Das Stück vom Leben der Afroamerikaner im US-Süden des späten 19. Jahrhunderts könnte womöglich noch bekannter sein, würde seine Aufführung nicht einer Beschränkung unterliegen, auf der die Gershwin-Erben bestehen: Auf der Bühne darf „Porgy and Bess“ nur von Darstellern mit schwarzer Hautfarbe aufgeführt werden. Das schränkt die Zahl der Inszenierungen natürlich drastisch ein, denn zumindest in Europa ist diese Vorgabe gerade von mittleren und kleinen Häusern, die ihre Opernproduktionen aus dem eigenen Ensemble heraus besetzen, kaum zu realisieren.

An der Ungarischen Staatsoper in Budapest schert man sich jedoch nicht um solche Verfügungen. Seit einem Jahr wird dort „Porgy and Bess“ ausschließlich mit weißen Sängern gegeben. Inzwischen scheint das den Rechte-Inhabern zu Ohren gekommen zu sein, und ganz offensichtlich bahnt sich ein juristischer Streit an, denn in Budapest hat die Staatsoper auf skurrile Weise regiert.
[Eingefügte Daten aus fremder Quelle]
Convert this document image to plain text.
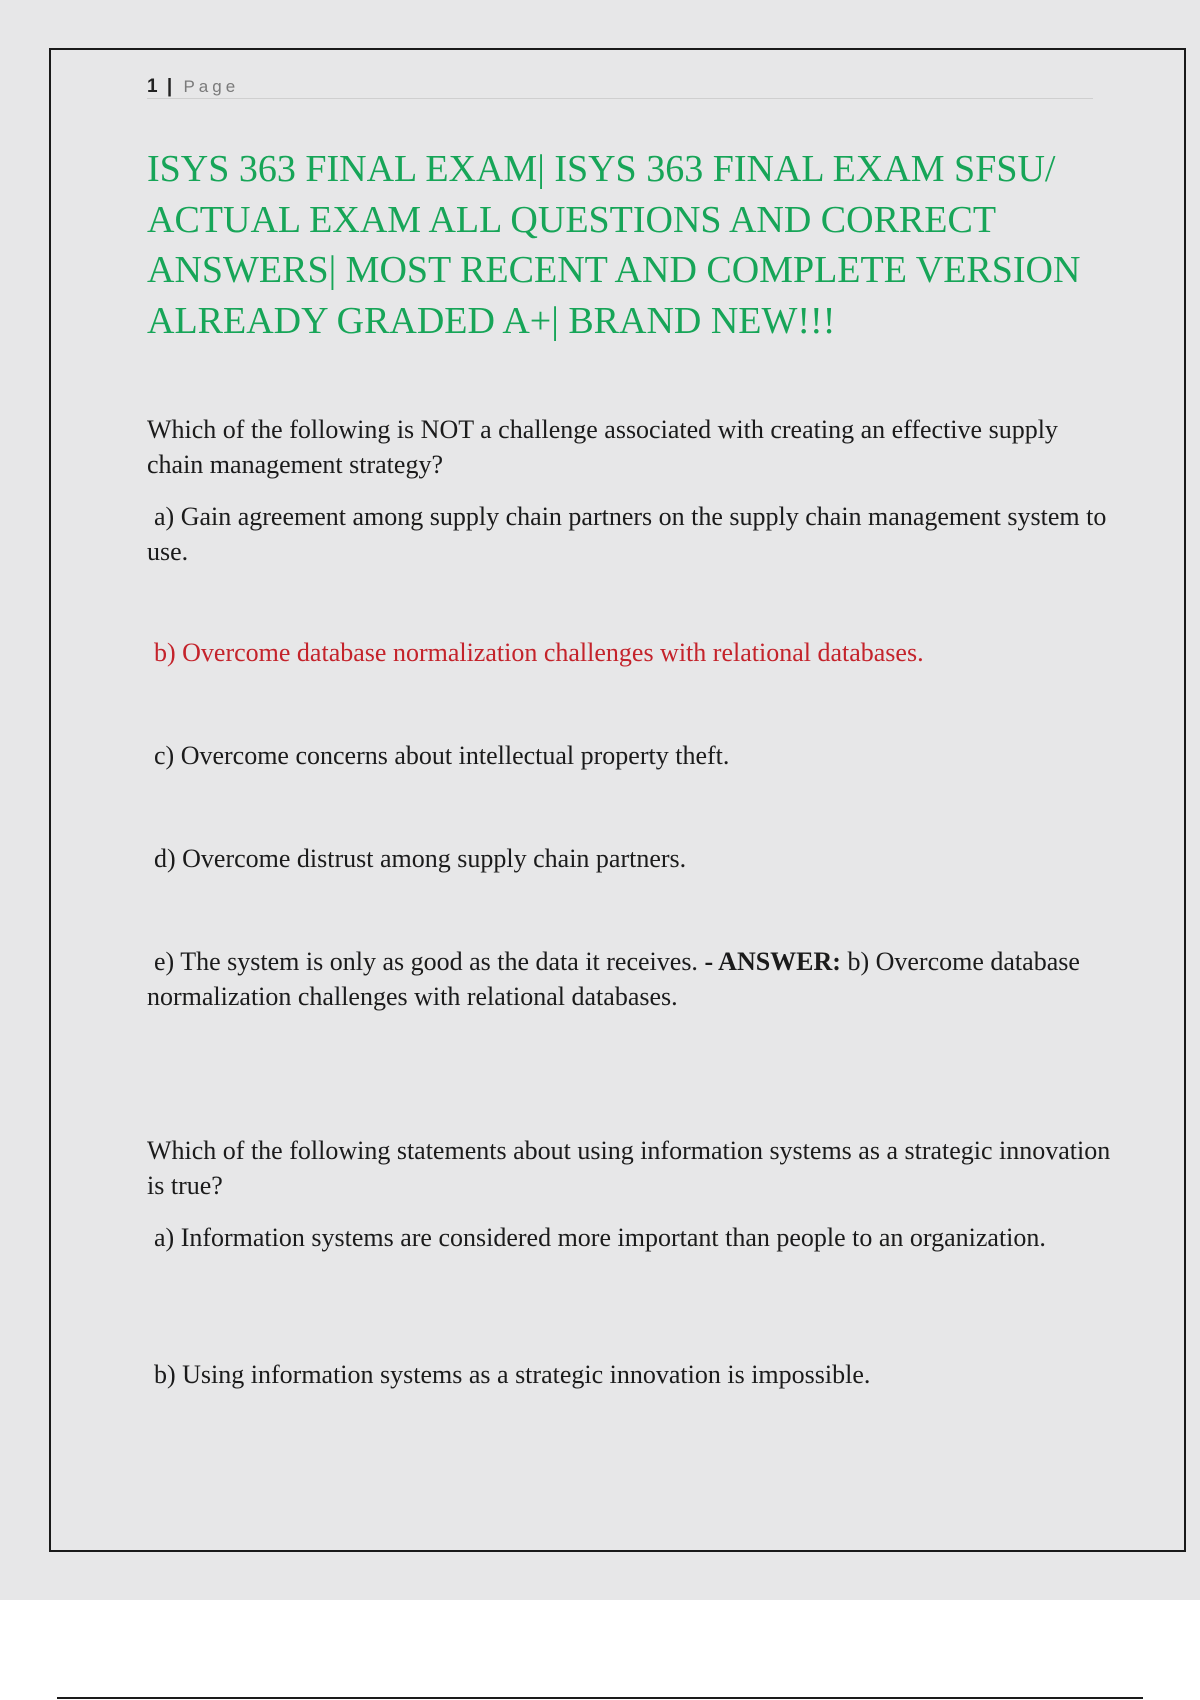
1 | Page
ISYS 363 FINAL EXAM| ISYS 363 FINAL EXAM SFSU/ ACTUAL EXAM ALL QUESTIONS AND CORRECT ANSWERS| MOST RECENT AND COMPLETE VERSION ALREADY GRADED A+| BRAND NEW!!!

Which of the following is NOT a challenge associated with creating an effective supply chain management strategy?

a) Gain agreement among supply chain partners on the supply chain management system to use.

b) Overcome database normalization challenges with relational databases.

c) Overcome concerns about intellectual property theft.

d) Overcome distrust among supply chain partners.

e) The system is only as good as the data it receives. - ANSWER: b) Overcome database normalization challenges with relational databases.

Which of the following statements about using information systems as a strategic innovation is true?

a) Information systems are considered more important than people to an organization.

b) Using information systems as a strategic innovation is impossible.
In schriftlichen Erklärungen nämlich haben Sänger, die an der Aufführung beteiligt sind, sich als Afroamerikaner bezeichnet. Die dpa berichtet, in ungarischen Medien sei massiver Druck auf das künstlerische Personal ausgeübt worden, letztlich jedoch hätten lediglich 15 von insgesamt 28 Darstellern die Erklärung unterzeichnet. Darin bescheinigt der Unterzeichnende, dass „afroamerikanische Herkunft und Bewusstsein“ einen „untrennbaren Teil“ seiner eigenen Identität bilde.
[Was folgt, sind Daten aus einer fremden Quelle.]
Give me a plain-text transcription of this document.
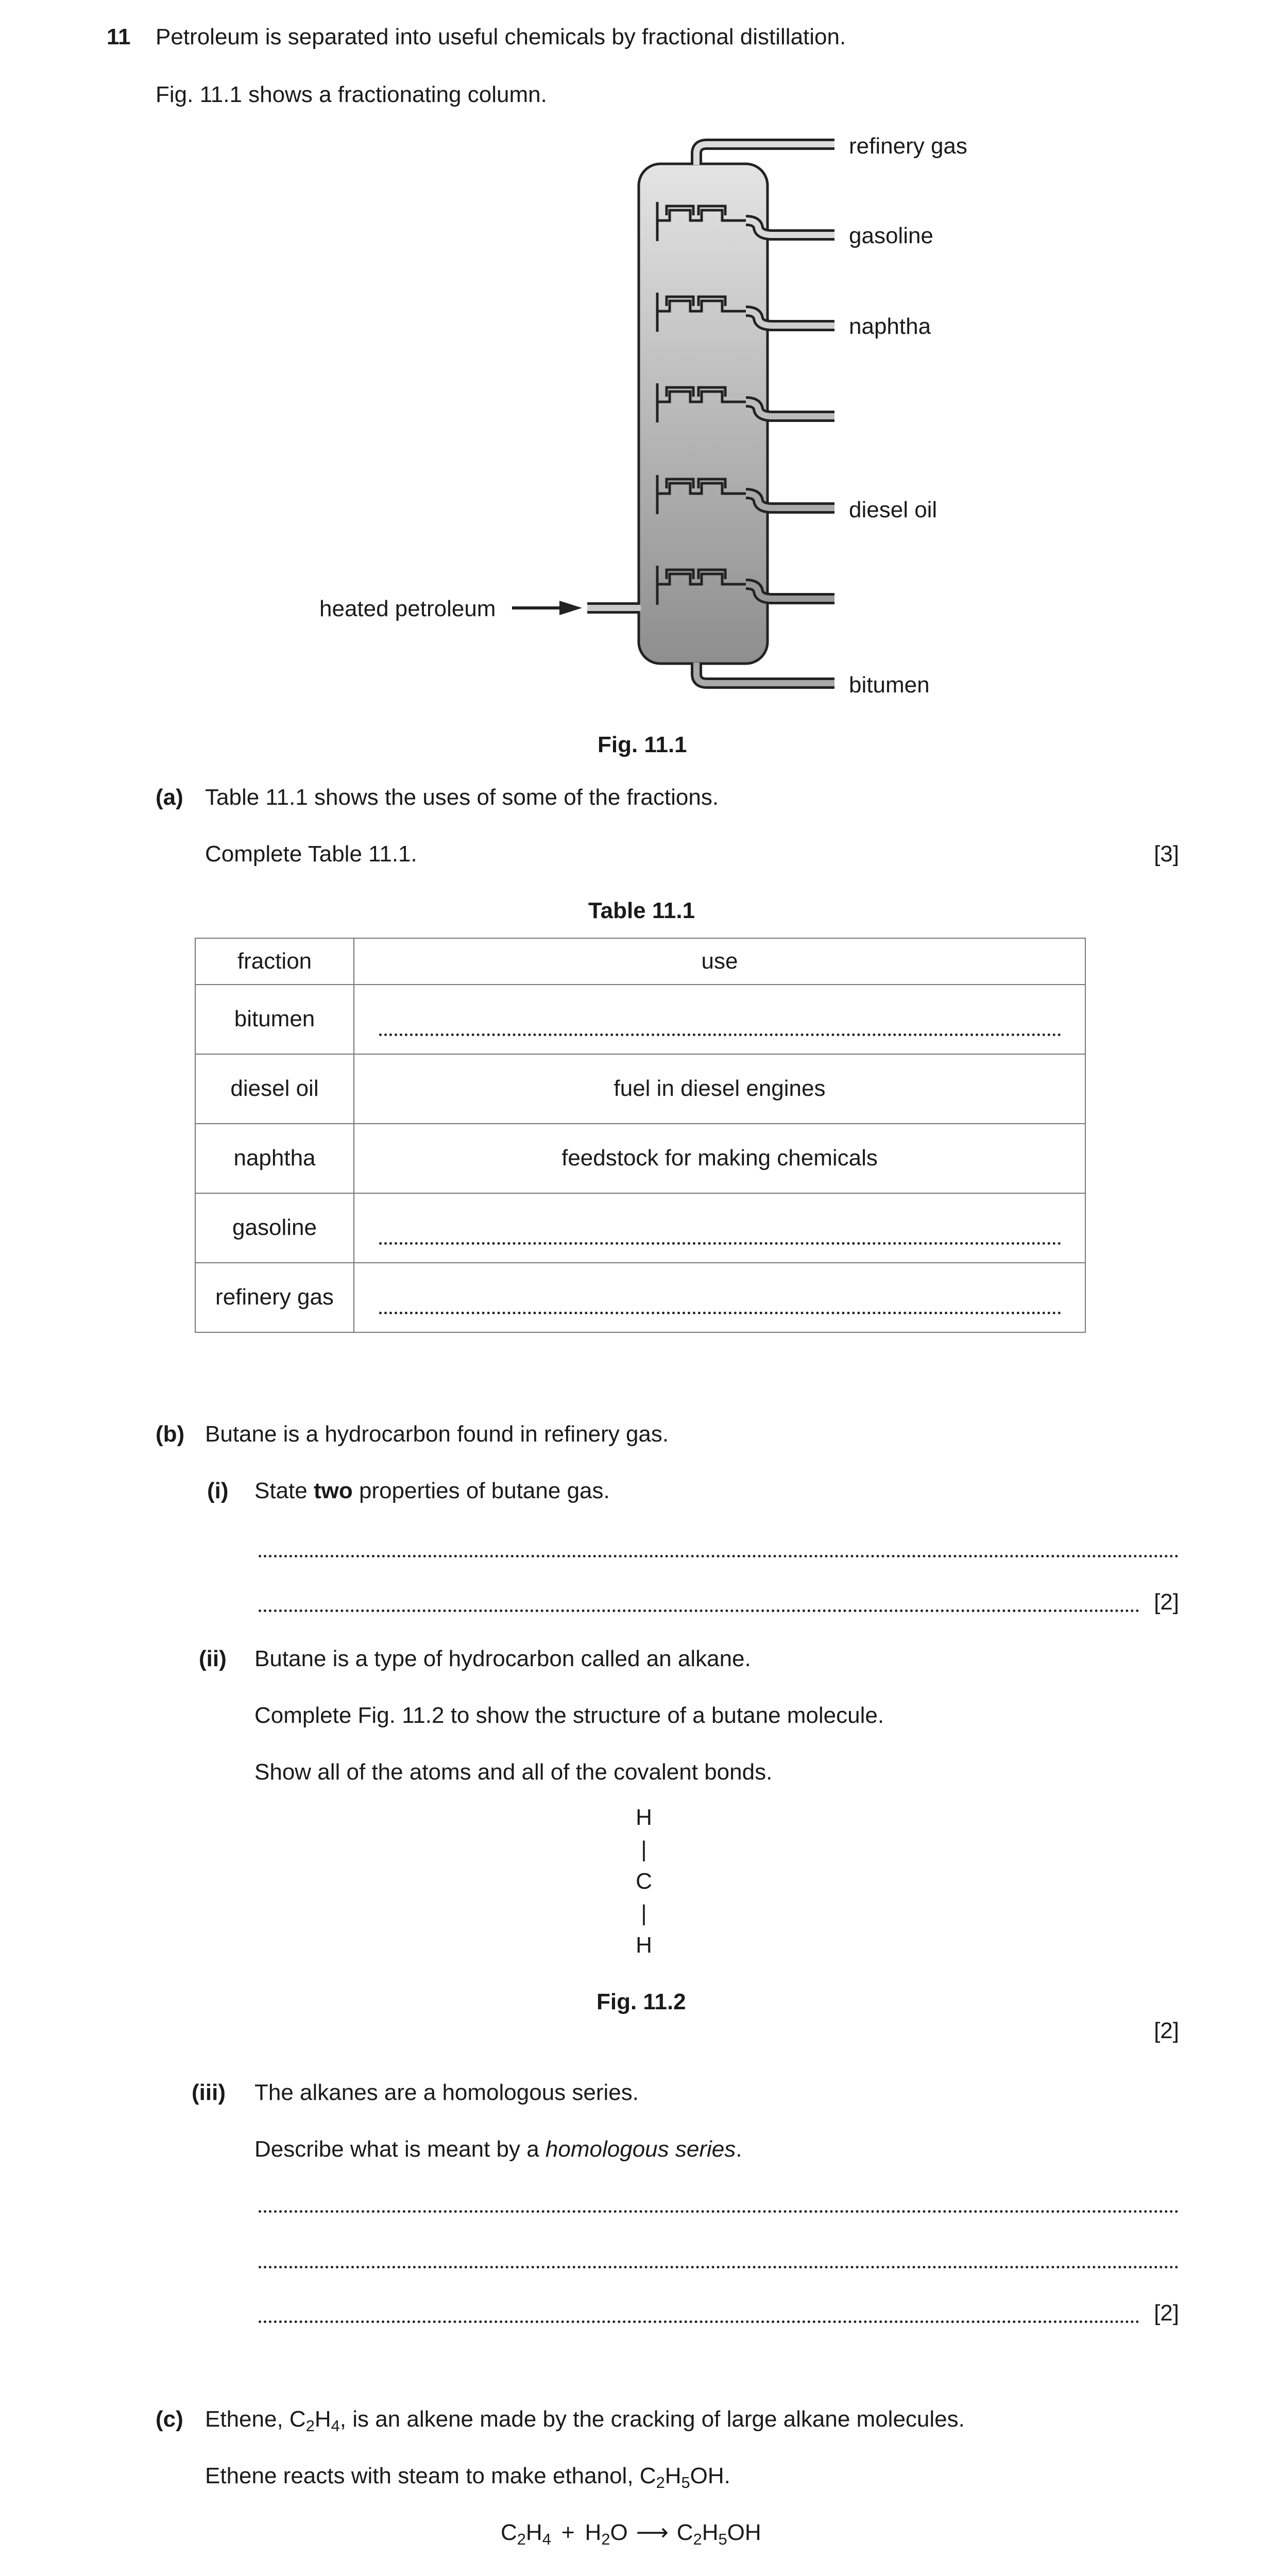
11 Petroleum is separated into useful chemicals by fractional distillation.
Fig. 11.1 shows a fractionating column.
heated petroleum
refinery gas
gasoline
naphtha
diesel oil
bitumen
Fig. 11.1
(a) Table 11.1 shows the uses of some of the fractions.
Complete Table 11.1.	[3]
Table 11.1
fraction	use
bitumen	

diesel oil	fuel in diesel engines
naphtha	feedstock for making chemicals
gasoline	

refinery gas	
(b) Butane is a hydrocarbon found in refinery gas.
(i) State two properties of butane gas.
[2]
(ii) Butane is a type of hydrocarbon called an alkane.
Complete Fig. 11.2 to show the structure of a butane molecule.
Show all of the atoms and all of the covalent bonds.
H
|
C
|
H
Fig. 11.2
[2]
(iii) The alkanes are a homologous series.
Describe what is meant by a homologous series.
[2]
(c) Ethene, $C_2H_4$, is an alkene made by the cracking of large alkane molecules.
Ethene reacts with steam to make ethanol, $C_2H_5OH$.
$C_2H_4 + H_2O$ ⟶ $C_2H_5OH$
Szilveszter Okovacs, der Intendant der Staatsoper, der die Erklärung publik machte, verkündete im ungarischen Fernsehen: „In Ungarn gibt es kein Hautfarben-Register.“ Eine bemerkenswerte Rechtfertigung, die eher wie ein trotziges „Wir lassen uns nichts vorschreiben“ klingt denn als ein Bekenntnis zu liberalen Grundsätzen. Bemerkenswert vor allem deshalb, weil Okovacs als Protegé von Viktor Orbán gilt, dem ebenso nationalistischen wie fremdenfeindlichen Ministerpräsidenten des Landes. Dass das Opernhaus auch recht schnell einknicken kann, wurde letztes Jahr offenkundig, als dort das von Elton John komponierte Musical „Billy Elliot“ auf die Bühne kam. Eine regierungstreue Zeitung entfesselte eine Kampagne gegen das Stück, woraufhin die Staatsoper mehr als ein Dutzend Spieltermine strich.